In social psychology, this process of attributing a reason to someone else’s behaviour is called attribution. We do this all the time. And it turns out we can make quite a few mistakes during attribution, called attribution errors. One of these is called the fundamental attribution error or the correspondence bias. The name doesn’t really matter unless you’re a psychologist, but understanding what it is can help us to be more understanding of people, and improve our relationships.
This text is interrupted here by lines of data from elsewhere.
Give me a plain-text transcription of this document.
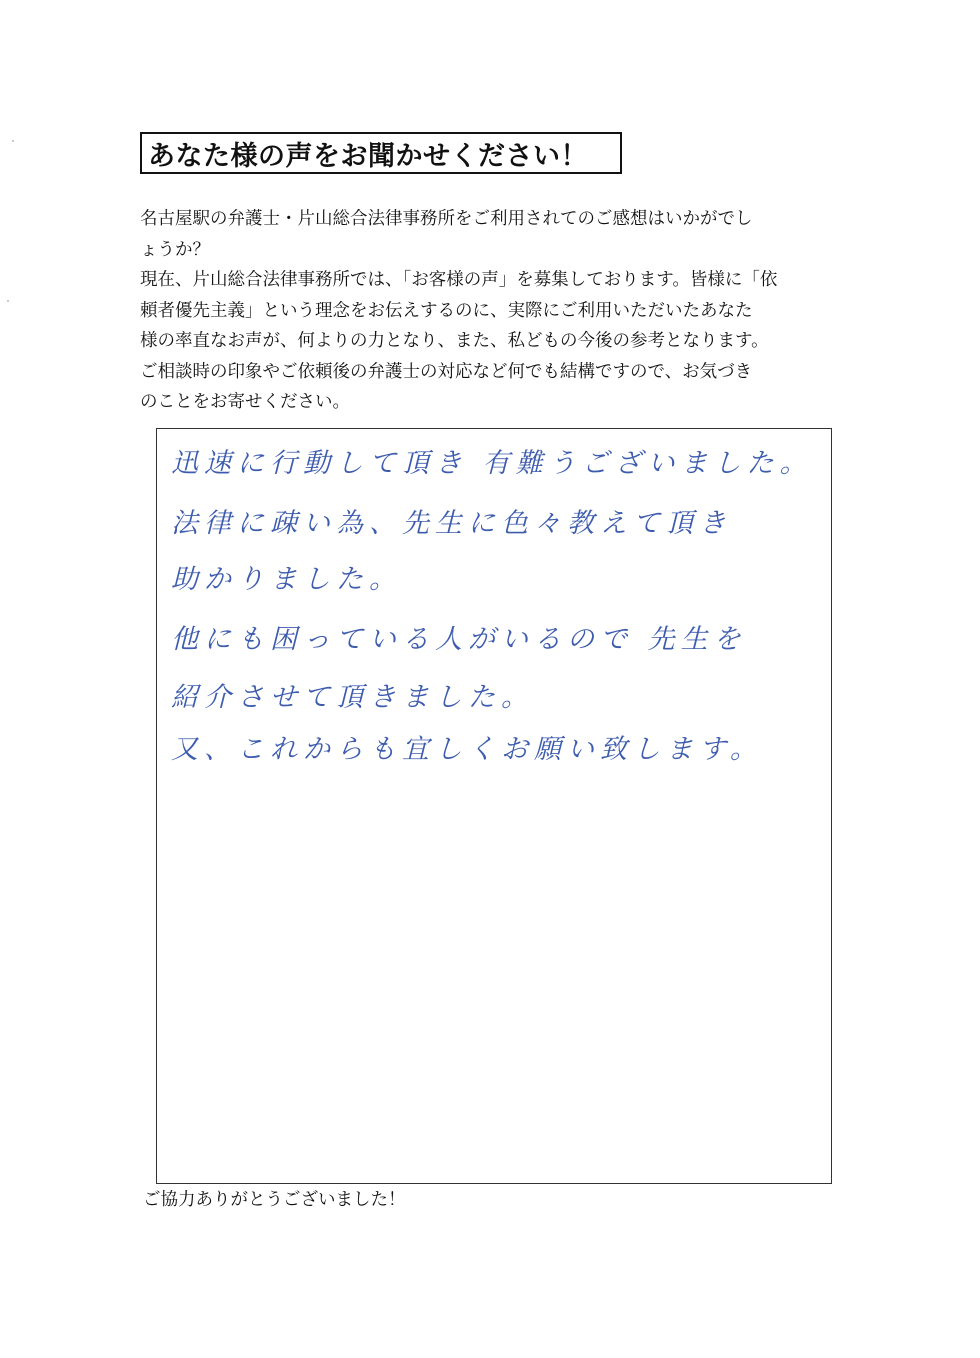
あなた様の声をお聞かせください！

名古屋駅の弁護士・片山総合法律事務所をご利用されてのご感想はいかがでし

ょうか？

現在、片山総合法律事務所では、「お客様の声」を募集しております。皆様に「依

頼者優先主義」という理念をお伝えするのに、実際にご利用いただいたあなた

様の率直なお声が、何よりの力となり、また、私どもの今後の参考となります。

ご相談時の印象やご依頼後の弁護士の対応など何でも結構ですので、お気づき

のことをお寄せください。

迅速に行動して頂き 有難うございました。
法律に疎い為、先生に色々教えて頂き
助かりました。
他にも困っている人がいるので 先生を
紹介させて頂きました。
又、これからも宜しくお願い致します。
ご協力ありがとうございました！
The fundamental attribution error occurs when we observe someone else’s behaviour and decide that the cause of that behaviour is internal, not external. That is, we decide that Joe doesn’t care enough about group meetings to be on time and Sara is a grumpy sourpuss. These are stable, internal dispositions. In contrast, we could’ve decided that Jim was sick and woke late or that Sara just got a scolding from the teacher and was upset. Those are external circumstances. When we attribute someone’s behaviour to the former instead of the latter, we might be falling into the trap known as the fundamental attribution error. The trouble with this, of course, is that people do often act in ways that aren’t really them. They might just be going through a difficult time or be feeling sick or having one of those irritating days when the breakfast was burnt, and you slipped and hit your elbow, then forgot your bag on the way to the bus, had to go back to get it, and then got late to school/ work. We often behave in ways we don’t really mean, too—and it would be nice if people didn’t judge us on the basis of one bad day.
All in all, it makes sense to give others the benefit of the doubt, within limits. We can decide to be more compassionate by deliberately avoiding the pesky correspondence bias. The first step to doing this is to recognise the instances when we make this error. The second step is to evaluate whether that instance truly calls for a firm evaluation of the internal nature of the person you’re observing. This is especially necessary if the evaluation you were about to make was negative in nature, as that is likely to negatively affect your relationship with that person. If you think you don’t have enough reason to infer something about
someone from one incident, then the next step is to actively shift from thinking that this person is [insert appropriate description], and instead think along the lines of, “They’re probably not normally like that. I’ll wait for more examples of such behaviour before I decide.” Because chances are, they were probably just having a bad day.